Collective Healing

Spring 2019

Movie Poster: Names of WomenStorytelling has been a way for humans to understand themselves as much as each other since the dawn of time. From Scheherazade to Shakespeare, those who are able to captivate the mind through their tales — both fictional and otherwise — have been celebrated.

Poppy Liu ’13, too, has been using storytelling to facilitate understanding and healing. After graduation, Liu started New York City–based Collective Sex, an organization that aims to eliminate stigmas around sex and identity through public events where people share their stories.

In 2015, Liu found herself needing that supportive environment when she decided to have an abortion. Although she had support from her partner at the time and staff at Planned Parenthood, Liu struggled with the silence surrounding the procedure.

“As a pro-choice person, I felt empowered in my decision and yet I felt really lonely during that period,” she says.

The conversations she encountered about abortion were politicized, Liu found, and often didn’t tackle other complex emotions: isolation, questions about the role of motherhood, and even an understanding of how to obtain an abortion.

“I had this feeling that there was a huge amount missing from that narrative,” she says.

While working through her experience, Liu shared her story at a live event hosted by Collective Sex.

“There’s something really potent that happens when storytelling meets community organizing and conversations about intersectionality,” she says.

Seeing how deeply it resonated with those in attendance, Liu wanted to reach out to a wider audience. Six months and 20,000 crowd-funded dollars later, she assembled an all-female crew to produce Names of Women, a short film about her abortion story.

“I realized we’ve all been experiencing this in close proximity to each other but in silence,” Liu says.

As a feminist activist, Liu has been touring the country to screen her film at college campuses in the Northeast (including Colgate) and at reproductive organizations throughout the South.

“This is not a film about abortion; this is a film about women. This is a film about why a story about our bodies is often not being told by our voices,” Liu says in the film’s trailer. “[It’s a] film about how one in three American women will have had an abortion, and yet it remains a lonely and cumbersome journey.”

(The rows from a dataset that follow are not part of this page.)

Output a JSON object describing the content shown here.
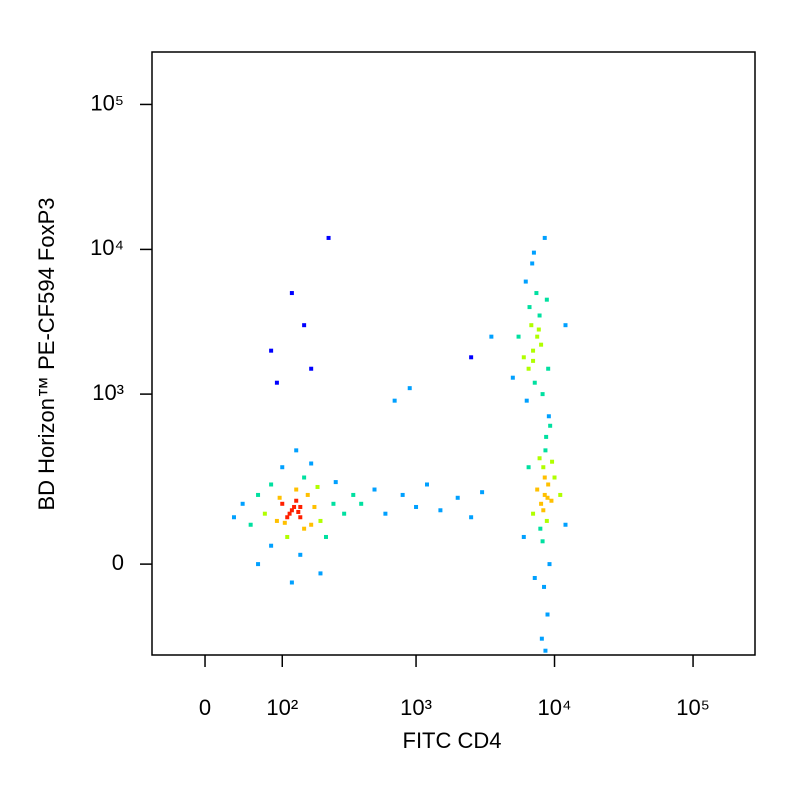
{
  "chart_data": {
    "type": "scatter",
    "xlabel": "FITC CD4",
    "ylabel": "BD Horizon™ PE-CF594 FoxP3",
    "xscale": "biexponential",
    "yscale": "biexponential",
    "xlim": [
      -60,
      280000
    ],
    "ylim": [
      -270,
      230000
    ],
    "xticks": [
      0,
      {
        "value": 100,
        "label": "10²"
      },
      {
        "value": 1000,
        "label": "10³"
      },
      {
        "value": 10000,
        "label": "10⁴"
      },
      {
        "value": 100000,
        "label": "10⁵"
      }
    ],
    "yticks": [
      0,
      {
        "value": 1000,
        "label": "10³"
      },
      {
        "value": 10000,
        "label": "10⁴"
      },
      {
        "value": 100000,
        "label": "10⁵"
      }
    ],
    "colors": [
      "#0000ff",
      "#00a0ff",
      "#00e0a0",
      "#b0ff00",
      "#ffc000",
      "#ff2000"
    ],
    "x": [
      120,
      100,
      140,
      160,
      90,
      130,
      180,
      70,
      200,
      110,
      150,
      60,
      250,
      80,
      170,
      130,
      115,
      140,
      95,
      190,
      220,
      50,
      40,
      300,
      140,
      100,
      170,
      30,
      260,
      120,
      80,
      200,
      130,
      350,
      60,
      150,
      105,
      125,
      135,
      110,
      90,
      120,
      230,
      150,
      80,
      170,
      400,
      500,
      600,
      800,
      1000,
      1200,
      1500,
      2000,
      2500,
      3000,
      700,
      900,
      2500,
      3500,
      8500,
      8000,
      9000,
      8300,
      8800,
      7500,
      9500,
      8200,
      8600,
      7800,
      9200,
      8400,
      8900,
      8100,
      7000,
      10000,
      11000,
      6500,
      8700,
      9300,
      7200,
      8500,
      8300,
      8900,
      9600,
      6000,
      12000,
      7900,
      8600,
      9100,
      7000,
      6500,
      7500,
      6800,
      7200,
      6000,
      8000,
      6600,
      7400,
      6900,
      8200,
      5500,
      7800,
      6200,
      9000,
      7100,
      8500,
      6300,
      7700,
      7000,
      5000,
      8800,
      12000
    ],
    "y": [
      130,
      150,
      110,
      180,
      100,
      200,
      140,
      120,
      100,
      60,
      250,
      180,
      150,
      40,
      90,
      160,
      120,
      140,
      170,
      210,
      60,
      90,
      150,
      120,
      20,
      300,
      320,
      110,
      230,
      -40,
      220,
      -20,
      400,
      180,
      0,
      80,
      95,
      140,
      125,
      110,
      1200,
      5000,
      12000,
      3000,
      2000,
      1500,
      150,
      200,
      120,
      180,
      140,
      220,
      130,
      170,
      110,
      190,
      900,
      1100,
      1800,
      2500,
      180,
      150,
      220,
      300,
      100,
      200,
      160,
      50,
      400,
      350,
      0,
      -50,
      -120,
      -200,
      120,
      250,
      180,
      300,
      500,
      600,
      -30,
      250,
      130,
      170,
      330,
      60,
      90,
      80,
      -250,
      700,
      2000,
      1500,
      2500,
      3000,
      1200,
      1800,
      2200,
      4000,
      5000,
      8000,
      1000,
      2500,
      3500,
      6000,
      1500,
      9500,
      12000,
      900,
      2800,
      1700,
      1300,
      4500,
      3000
    ]
  }
}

This dedication to storytelling and representation can be traced back to Liu’s time at Colgate when she wrote This is Not a Play About Sex (TINAPAS) as the senior thesis for her women’s studies and theater majors. Student interviews about relationships, gender, sexuality, and identity became the script for what is now an annually produced and highly anticipated play on campus.

“I have so much love for all the students at Colgate who are involved in TINAPAS,” says Liu, who continues to work with student directors, tailoring the script to better reflect the evolving social and sexual climate on campus.

Ultimately, Liu hopes that as Collective Sex takes on more projects, people can heal through sharing their experiences and hearing stories reminiscent of their own, creating a community where intersectional identities are validated and celebrated. 

She says: “The power is in our own stories.”